Uni-Tübingen

A1

Probabilistic Reasoning about Common Ground

Leveraging the insights and tools of cognitive science, this project aims to bridge the gap between useful but unrealistic models of CG and current models of human psychology, to arrive at a cognitively plausible model of how humans represent, and reason about, CG. Theories of CG which make implausible assumptions—e.g., mental representations of infinitely-nested beliefs, reasoning over infinite possibilities, or ungrounded coordination among multiple agents —are powerful, but it is unclear how they could be implemented by humans. We instead explore minimal, resource-rational models which take constraints on human cognition (e.g., memory, unawareness) as a starting point and then implement the insights on conversational dynamics provided by CG therein. Our aim is to develop a cognitively plausible model of a single agent who uses resource-rational heuristics and Bayesian pragmatics to perform boundedly-rational joint reasoning about other agents and the state of the discourse, i.e., what is CG. We also plan to develop models of non-default reasoning, as agents confronted with conflicting information must revise their internal models, in ways consistent with research on metacognitive control.
In support of these aims, our project includes empirical investigations into how humans track and use information which is CG. Using an attribution task, we explore which mental or dispositional states an observer attributes to a speaker; this allows us to gauge which (levels of) beliefs or commitments actually correlate with CG status (and thus informs us about the core components of CG), and how those might differ across information encodings (e.g., whether content was provided explicitly vs. implicitly, or as at-issue vs. not-at-issue).

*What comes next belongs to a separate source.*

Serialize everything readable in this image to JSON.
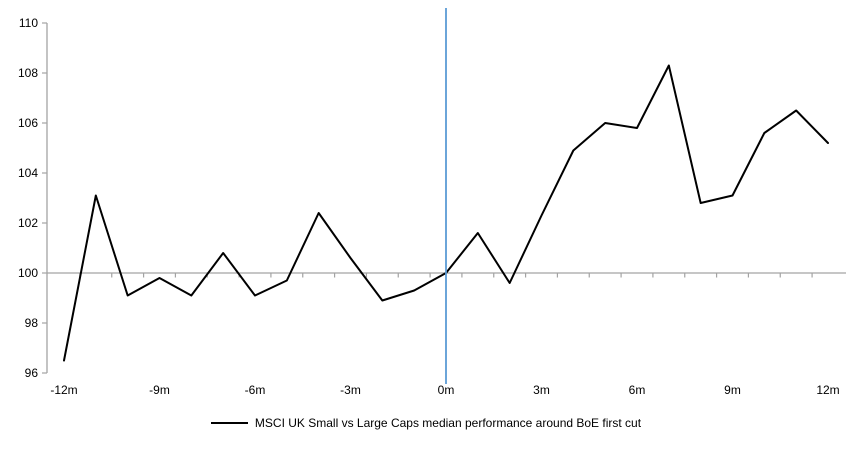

Using a recruitment task that investigates the interpretation of indirect answers to polar questions, we explore which information in CG hearers make use of when resolving utterance uncertainty; this allows insight into whether all information in CG is treated equally (along the lines of a true ‘bag of worlds’ model) or whether hearers distinguish among (and so, store representations of) different sources or statuses of information. Both tasks help develop a reliable diagnostic for CG status.